Sebagai seorang Pengacara/Advokat yang profesional di
bidang hukum, sudah seharusnya menguasai lawyer skills, yang selalu berhubungan
dengan bidang tugasnya. Misalnya, memberikan advice, membuat surat kuasa,
membuat pledoi, membuat memori banding, memory kasasi, dan surat-surat penting
lainya dalam perkara keperdataan. Biasanya PH dengan cermat dan teliti memperhatikan
fakta dipersidangan dan mengajukan pertanyaan yang mengkin akan menguntungkan
terdakwa. Ia tidak akan mengajukan sesuatunya jika hal tersebut merugikan
terdakwa. Itulah sebabnya PH selalu berusaha, ke arah unsur subjektif yaitu
terdakwa tidak bersalah dengan mengutarakan hal-hal yang memungkinkan terdakwa
dapat dianggap tidak dapat dipertanggung jawabkan.

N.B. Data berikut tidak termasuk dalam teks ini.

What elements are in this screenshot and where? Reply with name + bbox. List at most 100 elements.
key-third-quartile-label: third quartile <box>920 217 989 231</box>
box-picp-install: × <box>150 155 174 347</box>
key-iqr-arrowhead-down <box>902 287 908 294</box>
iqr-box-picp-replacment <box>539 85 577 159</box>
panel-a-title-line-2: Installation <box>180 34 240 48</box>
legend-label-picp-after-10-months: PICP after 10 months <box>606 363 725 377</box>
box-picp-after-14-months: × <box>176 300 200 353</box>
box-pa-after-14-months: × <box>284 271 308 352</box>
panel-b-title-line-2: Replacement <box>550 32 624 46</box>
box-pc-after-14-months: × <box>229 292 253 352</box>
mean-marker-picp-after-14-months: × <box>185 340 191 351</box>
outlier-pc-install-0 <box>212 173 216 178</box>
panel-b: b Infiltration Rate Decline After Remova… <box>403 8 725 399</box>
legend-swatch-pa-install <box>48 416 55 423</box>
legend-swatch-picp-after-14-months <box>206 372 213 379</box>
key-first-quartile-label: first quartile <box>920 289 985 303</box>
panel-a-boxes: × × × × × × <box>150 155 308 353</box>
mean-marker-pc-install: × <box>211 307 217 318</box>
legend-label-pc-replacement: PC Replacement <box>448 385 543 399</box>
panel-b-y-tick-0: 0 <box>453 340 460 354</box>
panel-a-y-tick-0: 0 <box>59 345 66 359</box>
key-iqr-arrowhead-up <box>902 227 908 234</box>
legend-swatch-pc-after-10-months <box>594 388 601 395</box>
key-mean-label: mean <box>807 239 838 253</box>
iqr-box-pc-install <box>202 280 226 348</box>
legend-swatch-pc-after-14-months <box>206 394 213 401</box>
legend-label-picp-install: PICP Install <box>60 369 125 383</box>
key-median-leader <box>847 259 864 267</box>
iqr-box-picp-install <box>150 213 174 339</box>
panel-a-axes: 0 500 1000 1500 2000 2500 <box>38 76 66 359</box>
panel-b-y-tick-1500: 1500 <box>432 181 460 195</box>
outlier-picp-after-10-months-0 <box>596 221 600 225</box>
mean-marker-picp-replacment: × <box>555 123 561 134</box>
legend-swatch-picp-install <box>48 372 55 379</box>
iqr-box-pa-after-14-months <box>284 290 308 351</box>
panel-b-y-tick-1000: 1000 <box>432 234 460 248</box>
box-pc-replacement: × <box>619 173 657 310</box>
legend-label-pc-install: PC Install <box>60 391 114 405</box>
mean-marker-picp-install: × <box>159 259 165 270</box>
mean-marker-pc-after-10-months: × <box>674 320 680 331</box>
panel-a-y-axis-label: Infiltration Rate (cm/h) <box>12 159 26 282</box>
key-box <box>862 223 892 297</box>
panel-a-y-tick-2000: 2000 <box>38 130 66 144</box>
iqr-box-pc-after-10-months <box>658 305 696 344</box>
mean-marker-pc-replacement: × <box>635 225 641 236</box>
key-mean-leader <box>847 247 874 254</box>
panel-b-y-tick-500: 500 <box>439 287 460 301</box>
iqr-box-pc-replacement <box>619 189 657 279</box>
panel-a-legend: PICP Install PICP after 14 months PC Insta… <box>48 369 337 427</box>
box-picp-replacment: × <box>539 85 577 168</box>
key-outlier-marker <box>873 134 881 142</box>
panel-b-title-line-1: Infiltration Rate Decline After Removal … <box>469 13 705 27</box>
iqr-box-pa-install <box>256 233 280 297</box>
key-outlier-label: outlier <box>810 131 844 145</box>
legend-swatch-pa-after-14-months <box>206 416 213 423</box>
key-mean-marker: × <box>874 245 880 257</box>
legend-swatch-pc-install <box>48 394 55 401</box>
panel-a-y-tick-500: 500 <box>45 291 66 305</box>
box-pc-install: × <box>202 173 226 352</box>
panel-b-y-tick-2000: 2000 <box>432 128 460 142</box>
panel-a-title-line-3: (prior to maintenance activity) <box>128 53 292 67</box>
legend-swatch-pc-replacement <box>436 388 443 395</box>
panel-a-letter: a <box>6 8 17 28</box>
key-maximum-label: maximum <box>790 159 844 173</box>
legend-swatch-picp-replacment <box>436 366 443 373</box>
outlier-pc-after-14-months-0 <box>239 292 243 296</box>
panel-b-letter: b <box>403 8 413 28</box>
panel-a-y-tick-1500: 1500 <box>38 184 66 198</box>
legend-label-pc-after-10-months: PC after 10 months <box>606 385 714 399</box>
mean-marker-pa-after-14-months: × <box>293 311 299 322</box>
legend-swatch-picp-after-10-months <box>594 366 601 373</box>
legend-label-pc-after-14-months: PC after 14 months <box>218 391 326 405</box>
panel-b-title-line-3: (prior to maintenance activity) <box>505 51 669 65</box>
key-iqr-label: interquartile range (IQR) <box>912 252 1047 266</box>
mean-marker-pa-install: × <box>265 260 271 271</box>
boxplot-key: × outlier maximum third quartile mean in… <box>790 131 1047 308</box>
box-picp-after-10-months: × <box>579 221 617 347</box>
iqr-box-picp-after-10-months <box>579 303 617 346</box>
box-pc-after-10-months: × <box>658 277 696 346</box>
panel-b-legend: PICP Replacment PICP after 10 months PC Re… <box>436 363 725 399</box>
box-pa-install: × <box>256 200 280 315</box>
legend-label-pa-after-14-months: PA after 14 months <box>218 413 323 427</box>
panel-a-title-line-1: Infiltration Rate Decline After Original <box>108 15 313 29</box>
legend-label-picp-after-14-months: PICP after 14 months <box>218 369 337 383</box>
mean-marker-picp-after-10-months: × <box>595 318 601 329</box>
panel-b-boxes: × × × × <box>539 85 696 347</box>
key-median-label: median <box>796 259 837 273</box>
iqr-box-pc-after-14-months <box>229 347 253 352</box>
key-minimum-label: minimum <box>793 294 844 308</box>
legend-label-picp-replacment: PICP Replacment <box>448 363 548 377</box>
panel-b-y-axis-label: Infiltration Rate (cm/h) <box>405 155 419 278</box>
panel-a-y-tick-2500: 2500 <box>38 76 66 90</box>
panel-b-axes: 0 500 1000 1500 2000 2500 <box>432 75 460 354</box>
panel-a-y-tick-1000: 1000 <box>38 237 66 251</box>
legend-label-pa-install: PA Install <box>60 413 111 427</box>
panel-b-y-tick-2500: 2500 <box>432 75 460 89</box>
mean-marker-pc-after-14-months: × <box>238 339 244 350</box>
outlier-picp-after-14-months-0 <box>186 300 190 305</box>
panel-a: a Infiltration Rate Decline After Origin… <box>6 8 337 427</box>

Pledoi itu sendiri berupa berupa bantahan atas dakwaan PU.
Kalau PU misalnya, mengatakan bahwa terdakwa A telah melakukan perbuatan
penipuan. Tetapi terdakwa A atau PH mengajukan bantahan dengan mengatakan,
bahwa A tidak benar melakukan perbuatan pidana penipuan. Sekadar analogi, kalau
PU mengatakan bahwa telapak tangan si A itu kotor,tetapi pembela mengatakan
bahwa telapak tangan si A itu bersih, tidak kotor. Dan, alasan tidak kotor itu
harus dibuktikan dan harus ditunjukkan argumentasinya. Dalam membuat bantahan
atau pembelaan, terdakwa atau pembela, tentulah bukan sekadar membantah atau
sekadar “debat kusir” belaka. Namun,
bantahan atau pembelaan itu haruslah berdasarkan bukti-bukti, baik berupa
keterangan saksi, keterangan ahli, maupun bukti tertulis lainnya. Selain
berdasarkan bukti-bukti yang terungkap dalam persidangan, pembelaan juga harus
berisi pandangan atau tinjauan hukum dari seorang pembela terhadap perkara atau
kasusnya tersebut.
Denga kata lain, PH setelah mengutarakan terdakwa tidak
dapat dipertanggungjawabkan, seklanjutnya akan menyoroti unsur subjektif yaitu
unsur dolus. Hal ini berkenaan dengan motto :
“Tidak ada hukuman kalau tidak ada kesalahan”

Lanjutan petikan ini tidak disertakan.